The visual analogue scale is sensitive to drug effects and often used to measure psychomimetic effects. It typically consists of a 100-mm-long line with two subjective states on the extremes (e.g., “drowsy” and “alert” or “not at all high” to “extremely high”). To provide an integrated measure of subjective effects, multiple scales are combined in a composite scale of a certain subjective state.
Functional magnetic resonance imaging (fMRI) of functional brain connectivity networks constitutes an important tool in understanding the physiology, pathophysiology, and pharmacology of the brain (Anticevic et al., 2013). Different groups have confirmed the existence of resting-state connectivity networks (also referred to as intrinsic connectivity networks) and their spatial consistency in resting conditions (e.g., Beckmann et al., 2005; Biswal et al., 1995, 2010; Damoiseaux et al., 2006; Smith et al., 2009; van de Ven et al., 2004). The spatial distribution of these networks is related to functional domains (Smith et al., 2009). Changes in connectivity can be detected following administration of drugs that act on the central nervous system (Cole et al., 2013; Khalili-Mahani et al., 2012; Klumpers et al., 2012; Niesters et al., 2012).
Driesen et al. (2013) have used fMRI of intrinsic connectivity networks to study the neuronal foundation of psychomimetic effects of ketamine. They found a positive relationship between psychomimetic effects, and connectivity in several regions implicated in sensory processing. In this study, we apply resting-state fMRI with four different pharmacological challenges to study common effects that are shared between functional brain connectivity and psychomimetic symptoms. Furthermore, the identified brain areas are compared to the regions associated with functional connectivity changes in psychosis, to investigate whether these drug-induced psychomimetic symptoms can serve as a model for psychosis.
Many studies on functional connectivity have focused only on the “default-mode network.” Important nodes of this network are located in the midline areas of the posterior cingulate cortex and within the medial prefrontal cortex (Holt et al., 2011; Raichle et al., 2001). The default-mode network is characterized by a decrease in the tonic resting-state activity during the execution of tasks and is attributed a large evolutionary significance (Raichle et al., 2001).
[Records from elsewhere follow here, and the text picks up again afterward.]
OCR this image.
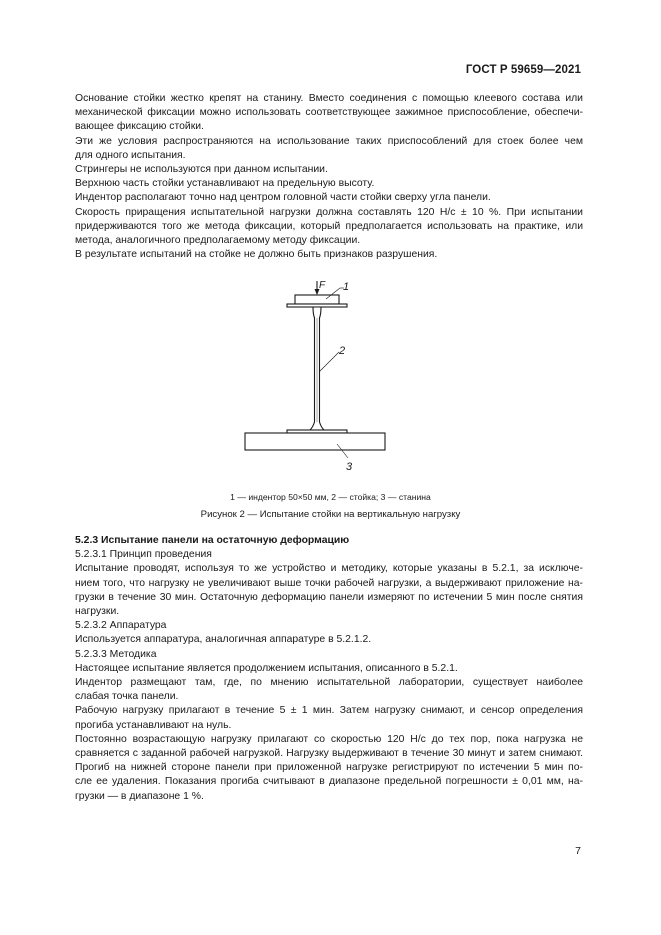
ГОСТ Р 59659—2021
Основание стойки жестко крепят на станину. Вместо соединения с помощью клеевого состава или
механической фиксации можно использовать соответствующее зажимное приспособление, обеспечи-
вающее фиксацию стойки.
Эти же условия распространяются на использование таких приспособлений для стоек более чем
для одного испытания.
Стрингеры не используются при данном испытании.
Верхнюю часть стойки устанавливают на предельную высоту.
Индентор располагают точно над центром головной части стойки сверху угла панели.
Скорость приращения испытательной нагрузки должна составлять 120 Н/с ± 10 %. При испытании
придерживаются того же метода фиксации, который предполагается использовать на практике, или
метода, аналогичного предполагаемому методу фиксации.
В результате испытаний на стойке не должно быть признаков разрушения.
F 1
2
3
1 — индентор 50×50 мм, 2 — стойка; 3 — станина
Рисунок 2 — Испытание стойки на вертикальную нагрузку
5.2.3 Испытание панели на остаточную деформацию
5.2.3.1 Принцип проведения
Испытание проводят, используя то же устройство и методику, которые указаны в 5.2.1, за исключе-
нием того, что нагрузку не увеличивают выше точки рабочей нагрузки, а выдерживают приложение на-
грузки в течение 30 мин. Остаточную деформацию панели измеряют по истечении 5 мин после снятия
нагрузки.
5.2.3.2 Аппаратура
Используется аппаратура, аналогичная аппаратуре в 5.2.1.2.
5.2.3.3 Методика
Настоящее испытание является продолжением испытания, описанного в 5.2.1.
Индентор размещают там, где, по мнению испытательной лаборатории, существует наиболее
слабая точка панели.
Рабочую нагрузку прилагают в течение 5 ± 1 мин. Затем нагрузку снимают, и сенсор определения
прогиба устанавливают на нуль.
Постоянно возрастающую нагрузку прилагают со скоростью 120 Н/с до тех пор, пока нагрузка не
сравняется с заданной рабочей нагрузкой. Нагрузку выдерживают в течение 30 минут и затем снимают.
Прогиб на нижней стороне панели при приложенной нагрузке регистрируют по истечении 5 мин по-
сле ее удаления. Показания прогиба считывают в диапазоне предельной погрешности ± 0,01 мм, на-
грузки — в диапазоне 1 %.
7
Within this default-mode network, the posterior cingulate cortex serves an adaptive function and regulates incoming information from internal and external environments, whereas the medial prefrontal cortex plays a role in social cognition and emotional processing (Broyd et al., 2009).
Several studies have shown an altered connectivity of the default-mode network in patients with schizophrenia, related to positive symptoms (Bluhm et al., 2007; Garrity et al., 2007; van Lutterveld et al., 2014; Orliac et al., 2013; Tang et al., 2013; Whitfield-Gabrieli et al., 2009). Following the assumed relationship between drug-elicited psychomimetic symptoms and symptoms of psychosis and schizophrenia, we hypothesized that the connectivity within (structures associated with) the default-mode network would be related to the psychomimetic effects. Of the structures within the default-mode network, the posterior cingulate cortex in particular was expected to show such a relationship (Bluhm et al., 2007; Broyd et al., 2009; Holt et al., 2011; van Lutterveld et al., 2014).
Material and Methods
Data sets
The current analysis used data previously collected in three studies within the same centre. Khalili-Mahani et al. (2012) compared the effect of pseudo-steady state levels of ethanol (∼600 mg/L during 2.5 h) and morphine (∼80 nmol/L during 2.5 h) in 12 healthy male volunteers. Klumpers et al. (2012) studied the effect of three subsequent doses of THC (2, 6, and 6 mg with 90 min intervals) in 12 healthy volunteers. Niesters et al. (2012) compared the effect of an increasing concentration of S(+)-ketamine (20 mg/70 kg/h during 1 h followed by 40 mg/70 kg/h for another hour) in 12 healthy male volunteers. These dosing regimens were considered sufficient to induce clinically relevant psychomimetic effects. There were no significant differences in age or body–mass index.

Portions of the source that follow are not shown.